After six months of contemplating this whole blogging idea I finally decided to take the plunge. So, here's a bit more about me and my life as a Brit Abroad (not the lobster-red, mini-skirt wearing sangria by the pool kind though I'm afraid).

As a repressed writer trapped in an editing job who spends her holidays on freelance travel writing trips, I would love to one day earn my living from visiting new places. Until that day comes (let's remain optimistic now), I thought I'd put fingertips to keyboard and share my experiences of (mostly European) travel and life as an expat in Madrid to those who I flatter myself (perhaps mistakenly) are interested enough to read.

In August 2009 I bid farewell to the beautiful city of Oxford to move to Madrid, for reasons which, as I recently observed, 'seemed good at the time'. I didn't feel I was quite well enough acquainted with the person making the enquiry to reveal that one of those reasons was my firm (and incomprehensible to many) belief that I'm going to marry Real Madrid's no.4 Sergio Ramos.
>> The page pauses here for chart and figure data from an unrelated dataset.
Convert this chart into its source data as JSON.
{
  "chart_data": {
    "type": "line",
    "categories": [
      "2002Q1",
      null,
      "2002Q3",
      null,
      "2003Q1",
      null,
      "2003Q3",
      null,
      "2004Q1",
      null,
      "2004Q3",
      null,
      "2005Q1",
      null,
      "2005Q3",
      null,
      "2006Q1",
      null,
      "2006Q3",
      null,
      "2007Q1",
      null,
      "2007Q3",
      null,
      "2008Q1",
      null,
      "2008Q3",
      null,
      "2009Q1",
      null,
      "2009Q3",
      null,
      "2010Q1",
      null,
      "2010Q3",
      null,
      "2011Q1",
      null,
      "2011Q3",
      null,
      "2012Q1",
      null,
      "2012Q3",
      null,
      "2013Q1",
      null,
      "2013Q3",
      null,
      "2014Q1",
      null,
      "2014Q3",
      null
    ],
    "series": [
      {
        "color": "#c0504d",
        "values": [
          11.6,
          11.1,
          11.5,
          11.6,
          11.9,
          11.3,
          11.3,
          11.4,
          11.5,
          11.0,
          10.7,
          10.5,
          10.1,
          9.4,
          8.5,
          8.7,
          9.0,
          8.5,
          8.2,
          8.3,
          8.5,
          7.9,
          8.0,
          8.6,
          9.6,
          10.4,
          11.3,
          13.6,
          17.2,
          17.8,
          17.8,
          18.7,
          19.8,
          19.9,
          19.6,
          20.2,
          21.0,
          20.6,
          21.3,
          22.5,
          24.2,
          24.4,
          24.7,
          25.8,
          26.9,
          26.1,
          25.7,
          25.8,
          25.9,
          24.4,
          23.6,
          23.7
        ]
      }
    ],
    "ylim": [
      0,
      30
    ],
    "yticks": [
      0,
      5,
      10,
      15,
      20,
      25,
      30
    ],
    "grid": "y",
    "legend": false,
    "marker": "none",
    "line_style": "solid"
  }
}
More serious reasons for the move included my decade-long love of Spain, which has so far involved two memorable extended stays in and around Seville. The first of these was a nine-month stint as a language assistant in a secondary school in the town of Alcalá de Guadaira, which my mother described as being 'like Salford'. In truth it is nothing like the northern city crime prevention forgot, but it isn't exactly... cosmopolitan. Still, I grew to love it and it convinced me that one day I wanted to return to Spain more permanently. Three months living in the city of Seville – on famous party street Calle Betis no less – only confirmed my suspicions (in addition to driving me to earplugs to drown out the nocturnal noise of the sevillano youth). Rather than returning to the southern city, famed for its sunny streets, laid-back lifestyle and incomprehensible accents, I decided to move to the capital, Madrid.

And here I am. When not working, I spend my time exploring both the city and the rest of the country, eating out (all in the name of research, naturally), learning Arabic and planning yet more trips. So far, I've managed to get to Zaragoza, a casa rural in southern Aragón, Valencia, Bilbao, Segovia, Toledo, Alcalá de Henares and El Escorial. Planned trips for the rest of the year include a second visit to Valencia, the Rhone Valley in France, Malaysia and Singapore. And should my bank balance allow it, knowing me I have no doubt that I will manage to fit in a few other destinations too.